I thought Plath’s use of foreshadowing was also a mixed bag. Foreshadowing is a great way to draw the reader in and keep their attention and their interest. I will say, I never had trouble remaining interested in Plath’s novel, but there were some foreshadows that failed to pay off. Very early in the book Esther makes reference to a corpose that Buddy makes her see. I was sort of expecting a pay off, and while Esther does eventually narrate the scene, it does not have a huge impact. On the other hand, there is some brilliant foreshadowing in the opening when Esther is contemplating the execution of the Rosenbergs when Esther can’t help wondering what it would be like to be burned alive “along all your nerves”, which foreshadows her own electroshock therapy.

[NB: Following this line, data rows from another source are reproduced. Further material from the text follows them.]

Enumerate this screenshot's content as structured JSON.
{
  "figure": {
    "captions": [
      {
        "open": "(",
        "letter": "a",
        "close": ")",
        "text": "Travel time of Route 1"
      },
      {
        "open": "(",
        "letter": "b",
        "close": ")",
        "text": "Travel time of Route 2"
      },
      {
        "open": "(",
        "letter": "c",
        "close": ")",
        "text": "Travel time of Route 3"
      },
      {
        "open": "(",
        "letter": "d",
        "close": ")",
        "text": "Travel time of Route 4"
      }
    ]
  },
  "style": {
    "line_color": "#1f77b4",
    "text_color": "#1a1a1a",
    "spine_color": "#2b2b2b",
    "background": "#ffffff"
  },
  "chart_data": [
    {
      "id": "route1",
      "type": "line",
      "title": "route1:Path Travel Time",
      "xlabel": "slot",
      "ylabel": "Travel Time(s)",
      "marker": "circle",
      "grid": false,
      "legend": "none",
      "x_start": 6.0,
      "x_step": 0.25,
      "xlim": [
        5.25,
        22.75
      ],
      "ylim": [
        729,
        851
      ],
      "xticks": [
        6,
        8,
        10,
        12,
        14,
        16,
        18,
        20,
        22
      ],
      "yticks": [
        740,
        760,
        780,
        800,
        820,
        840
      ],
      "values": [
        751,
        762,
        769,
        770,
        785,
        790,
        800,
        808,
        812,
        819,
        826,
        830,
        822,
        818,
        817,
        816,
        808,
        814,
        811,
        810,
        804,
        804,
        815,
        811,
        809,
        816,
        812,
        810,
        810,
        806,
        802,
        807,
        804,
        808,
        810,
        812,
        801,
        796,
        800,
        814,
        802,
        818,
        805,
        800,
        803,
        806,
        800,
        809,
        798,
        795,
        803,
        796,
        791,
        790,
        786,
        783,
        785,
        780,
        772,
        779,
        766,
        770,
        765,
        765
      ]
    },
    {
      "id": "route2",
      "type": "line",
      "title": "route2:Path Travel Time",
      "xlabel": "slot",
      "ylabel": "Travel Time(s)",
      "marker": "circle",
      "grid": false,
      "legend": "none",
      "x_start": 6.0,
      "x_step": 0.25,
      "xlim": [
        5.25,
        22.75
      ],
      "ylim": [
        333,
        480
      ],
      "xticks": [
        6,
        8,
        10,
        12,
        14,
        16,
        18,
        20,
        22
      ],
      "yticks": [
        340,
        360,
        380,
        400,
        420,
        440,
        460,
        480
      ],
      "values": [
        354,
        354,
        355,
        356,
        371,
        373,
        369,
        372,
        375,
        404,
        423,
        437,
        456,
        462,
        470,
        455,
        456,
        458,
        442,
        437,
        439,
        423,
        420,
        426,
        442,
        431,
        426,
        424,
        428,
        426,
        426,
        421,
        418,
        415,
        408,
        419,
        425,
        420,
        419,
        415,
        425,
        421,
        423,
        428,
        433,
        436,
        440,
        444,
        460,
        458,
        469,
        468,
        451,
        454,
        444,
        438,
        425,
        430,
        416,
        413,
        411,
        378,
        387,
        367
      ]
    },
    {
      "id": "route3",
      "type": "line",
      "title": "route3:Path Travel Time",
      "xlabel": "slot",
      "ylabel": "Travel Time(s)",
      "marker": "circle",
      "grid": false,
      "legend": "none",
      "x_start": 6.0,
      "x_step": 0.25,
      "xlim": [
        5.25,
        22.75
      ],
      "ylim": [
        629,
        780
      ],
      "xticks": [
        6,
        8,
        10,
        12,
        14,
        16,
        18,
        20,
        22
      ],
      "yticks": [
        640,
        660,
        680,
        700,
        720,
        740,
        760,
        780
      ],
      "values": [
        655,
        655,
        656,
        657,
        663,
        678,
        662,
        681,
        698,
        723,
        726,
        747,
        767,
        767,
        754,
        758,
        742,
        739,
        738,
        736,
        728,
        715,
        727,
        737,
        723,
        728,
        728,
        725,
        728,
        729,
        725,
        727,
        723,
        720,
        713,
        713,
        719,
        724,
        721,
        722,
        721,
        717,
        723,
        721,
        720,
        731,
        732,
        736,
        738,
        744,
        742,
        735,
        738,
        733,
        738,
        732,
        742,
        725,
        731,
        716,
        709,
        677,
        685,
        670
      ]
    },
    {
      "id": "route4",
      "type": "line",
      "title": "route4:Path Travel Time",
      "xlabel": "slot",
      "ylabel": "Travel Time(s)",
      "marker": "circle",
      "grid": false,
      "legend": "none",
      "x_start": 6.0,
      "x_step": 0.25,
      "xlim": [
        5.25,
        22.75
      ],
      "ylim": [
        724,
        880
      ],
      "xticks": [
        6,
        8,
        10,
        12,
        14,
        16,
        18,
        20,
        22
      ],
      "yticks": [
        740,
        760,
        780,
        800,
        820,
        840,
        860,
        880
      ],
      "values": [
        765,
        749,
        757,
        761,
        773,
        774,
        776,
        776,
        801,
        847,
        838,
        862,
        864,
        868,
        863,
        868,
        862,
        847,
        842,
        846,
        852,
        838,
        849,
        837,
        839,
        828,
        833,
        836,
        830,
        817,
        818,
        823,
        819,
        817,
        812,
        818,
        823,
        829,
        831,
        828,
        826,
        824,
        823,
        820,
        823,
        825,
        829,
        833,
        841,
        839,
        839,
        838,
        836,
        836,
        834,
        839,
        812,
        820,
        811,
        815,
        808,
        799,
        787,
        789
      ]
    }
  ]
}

All in all, I thought Plath’s novel was quite satisfying and powerful despite its flaws. I would liken it to blues music. I am not a music historian, and I actually know very little about the history of the blues, but the analogy to me is this: the blues musicians did not possess all the musical training or sophistication of the great composers. They were not composing music that was as complex or refined as Mozart or Beethoven. But, they managed to express themselves very powerfully with the means at their disposal. In some ways, more powerfully than the more refined composers. They were expressing real suffering, without filter, and people respond to it on a gut level. I think Plath’s novel is like blues music in that way. While there are some flaws in her technique no one can doubt that she is expressing something real and that connects with people. Which is why I think this novel is still so popular in spite of naysayers like Harold Bloom. Critics often attempt to tell artists how they should go about expressing themselves, as if they were trying to channel the waters of a flood, but water has a tendency to follow its own will and explode wherever it wants, and I think we should be grateful for that.